Cube: You gotta be impressed with Kanye. Even though his style ain’t my style, you can tell he practices his art and puts in the time. 50 and the Game. I always liked Andre 3000, and Luda’s dope. Gotta mention the Roots. There’s people out there that are fire. Out West I like Jayo Felony and Kurupt. I love to hear spitting. I [even] like some Lil Wayne songs, when he’s in MC mode.
Ismael: Lench Mob Record’s last album in the 90′s was Kaushion’s debut before you brought in back in 2006 with Laugh Now, Cry Later. How hard was it to get the infrastructure back together for the label, and what are your future plans with it?
Cube: We’re just gonna cultivate what we got. There’s a few people in the wings but they’re not ready to be mentioned yet. To me you gotta be ready, I can’t show you how to do this. You either have it or you don’t. Until we fidn that we’re going to continue to do our records. I stopped because I felt niggas was ungrateful and didn’t know how to take the ball and run with it. It wasn’t hard to start backup, I just took the five smartest people I knew when it came to independent records. It ain’t no big-ass overhead with a bunch of secretaries running around doing nothing. It’s lean, mean and five smart motherfuckers that put and plan together and executed. And it works so far, but you got to have the music behind it.

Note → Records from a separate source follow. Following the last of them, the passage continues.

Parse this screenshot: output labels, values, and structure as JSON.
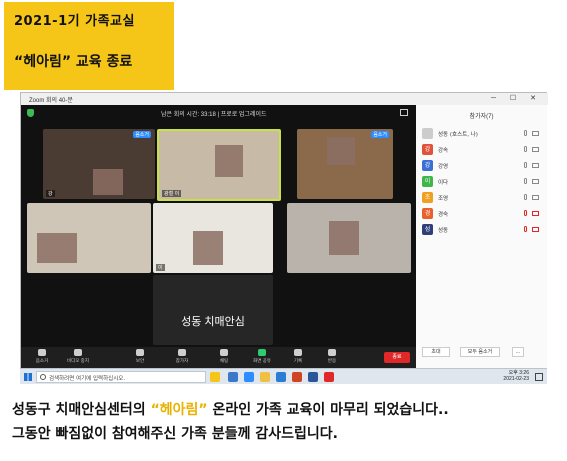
{
  "banner": {
    "line1": "2021-1기 가족교실",
    "line2": "“헤아림” 교육 종료"
  },
  "zoom": {
    "window_title": "Zoom 회의 40-분",
    "timer": "남은 회의 시간: 33:18 | 프로로 업그레이드",
    "tiles": [
      {
        "name": "강",
        "badge": "음소거"
      },
      {
        "name": "",
        "badge": ""
      },
      {
        "name": "광철 이",
        "badge": "음소거"
      },
      {
        "name": "",
        "badge": ""
      },
      {
        "name": "",
        "badge": ""
      },
      {
        "name": "",
        "badge": ""
      },
      {
        "name": "이",
        "badge": ""
      },
      {
        "name": "",
        "badge": ""
      }
    ],
    "big_tile_name": "성동 치매안심",
    "toolbar": [
      {
        "label": "음소거",
        "icon": "microphone-icon"
      },
      {
        "label": "비디오 중지",
        "icon": "video-camera-icon"
      },
      {
        "label": "보안",
        "icon": "security-shield-icon"
      },
      {
        "label": "참가자",
        "count": "7",
        "icon": "participants-icon"
      },
      {
        "label": "채팅",
        "icon": "chat-icon"
      },
      {
        "label": "화면 공유",
        "icon": "share-screen-icon"
      },
      {
        "label": "기록",
        "icon": "record-icon"
      },
      {
        "label": "반응",
        "icon": "reaction-icon"
      }
    ],
    "end_button": "종료",
    "panel": {
      "title": "참가자(7)",
      "participants": [
        {
          "initial": "",
          "name": "성동 (호스트, 나)",
          "color": "#cccccc",
          "muted": false
        },
        {
          "initial": "강",
          "name": "강속",
          "color": "#e0523a",
          "muted": false
        },
        {
          "initial": "강",
          "name": "강영",
          "color": "#3b6fd4",
          "muted": false
        },
        {
          "initial": "이",
          "name": "이다",
          "color": "#3fb54a",
          "muted": false
        },
        {
          "initial": "조",
          "name": "조영",
          "color": "#f0a020",
          "muted": false
        },
        {
          "initial": "경",
          "name": "경숙",
          "color": "#e8602c",
          "muted": true
        },
        {
          "initial": "성",
          "name": "성동",
          "color": "#2e3f7a",
          "muted": true
        }
      ],
      "invite_button": "초대",
      "mute_all_button": "모두 음소거",
      "more_button": "..."
    }
  },
  "taskbar": {
    "search_placeholder": "검색하려면 여기에 입력하십시오.",
    "time": "오후 3:26",
    "date": "2021-02-23"
  },
  "caption": {
    "line1_pre": "성동구 치매안심센터의 ",
    "line1_highlight": "“헤아림”",
    "line1_post": " 온라인 가족 교육이 마무리 되었습니다..",
    "line2": "그동안 빠짐없이 참여해주신 가족 분들께 감사드립니다."
  }
}
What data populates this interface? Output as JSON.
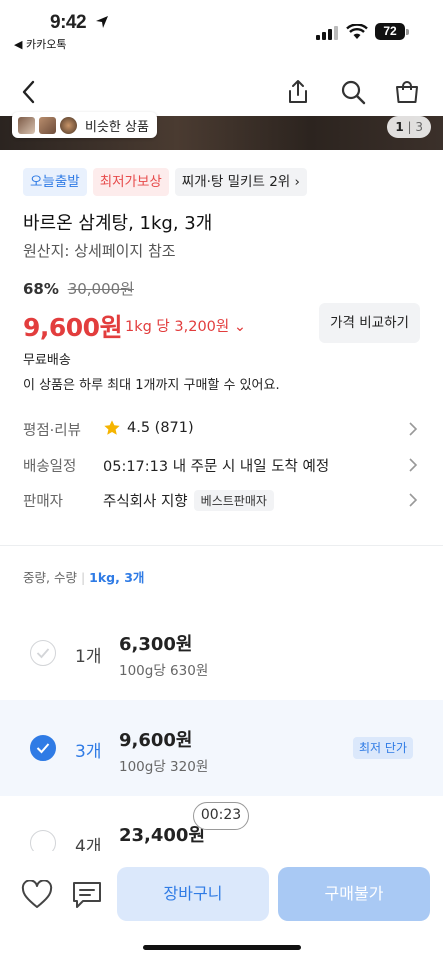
{
  "status": {
    "time": "9:42",
    "back_app": "◀ 카카오톡",
    "battery": "72"
  },
  "gallery": {
    "similar_label": "비슷한 상품",
    "counter_current": "1",
    "counter_total": "3"
  },
  "tags": [
    {
      "label": "오늘출발",
      "style": "blue"
    },
    {
      "label": "최저가보상",
      "style": "red"
    },
    {
      "label": "찌개·탕 밀키트 2위 ›",
      "style": "gray"
    }
  ],
  "product": {
    "title": "바르온 삼계탕, 1kg, 3개",
    "origin": "원산지: 상세페이지 참조",
    "discount_rate": "68%",
    "original_price": "30,000원",
    "price": "9,600원",
    "unit_price": "1kg 당 3,200원 ⌄",
    "compare_label": "가격 비교하기",
    "shipping": "무료배송",
    "limit_note": "이 상품은 하루 최대 1개까지 구매할 수 있어요."
  },
  "info": {
    "rating_label": "평점·리뷰",
    "rating_value": "4.5 (871)",
    "delivery_label": "배송일정",
    "delivery_value": "05:17:13 내 주문 시 내일 도착 예정",
    "seller_label": "판매자",
    "seller_value": "주식회사 지향",
    "seller_badge": "베스트판매자"
  },
  "options": {
    "label": "중량, 수량",
    "selected_value": "1kg, 3개",
    "items": [
      {
        "qty": "1개",
        "price": "6,300원",
        "unit": "100g당 630원",
        "selected": false
      },
      {
        "qty": "3개",
        "price": "9,600원",
        "unit": "100g당 320원",
        "selected": true,
        "badge": "최저 단가"
      },
      {
        "qty": "4개",
        "price": "23,400원",
        "unit": "",
        "selected": false
      }
    ]
  },
  "timer": "00:23",
  "actions": {
    "cart_label": "장바구니",
    "buy_label": "구매불가"
  },
  "colors": {
    "accent": "#2f7be5",
    "price_red": "#e23d3d",
    "star": "#f5b400"
  }
}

Ismael: Everybody knows the classic battle records on your resume. Out of those battles, who would you say was your most formidable opponent? This would be the one that made you really work the pen for.
Cube: Nobody! [laughs] I felt none of those battles I got into, that they should’ve even got into it with me. I pulled punches sometimes just because it was the right thing to do. But I never felt like “aw shit, damn this is gonna be a grueling one.” Because I felt like yo, we’ll do as many songs as we need to back and forth. That’s how I seen LL and Kool Moe Dee do it. So when I get into some shit like that I’m always prepared to do multiple tracks to make it happen. That’s the essence of Hip-hop, until it started getting crazy with entourages and shit that don’t know how to handle it. But for the most part it’s fun.
Ismael: What are you verified movie projects at this time?
Cube: Just finished a funny ass movie with Mike Epps called “Jackin’ Promoters.” Jeezy is in it. We play two shady ass rap promoters who bring acts to town and we ain’t got the money. Definitely funny shit for those in the industry. A lot of people go to shows but don’t know all the work that goes into it.
Ismael: I wanted to commend you on the Ice Cube scholarship you’ve been giving out. What are the requirements with it?
Cube: We’re basically giving out two scholarships. We put the kids in a contest. I give them a bottom beat, hook, and tell them to create a song around it. Whoever creates the best song wins the scholarship. 50-60 kids always enter and we usually end up with the best 10 and pick the best.
Ismael: One last question which will kind of put you on the spot. You worked with Scarface on the “Gangsta Rap Made Me Do It Remix” and The Diary. A few days ago he announced he would be retiring and not making any further albums…
Cube: Aw man, for real?
Ismael: Yes but he did give himself an out. He said he would consider coming back for another album, but it woud have to be collaborative album between himself, Nas, and you. Of course you guys are on different labels, but if the money was right and it could be done, would you be interested in it?
Cube: Of course! I wouldn’t even think twice about doing that…hell yeah! [laughs] I think the album would be crazy, lyrics would be sick,a dn Hip-Hop would love it. It’s just making that business happen, that’s the part that gets funky. I ain’t never really turned down these kind of projects, they just don’t happen for whatever business reasons. But I’m up for some shit like that because I know we can make a dope record. And to me that is the most important thing.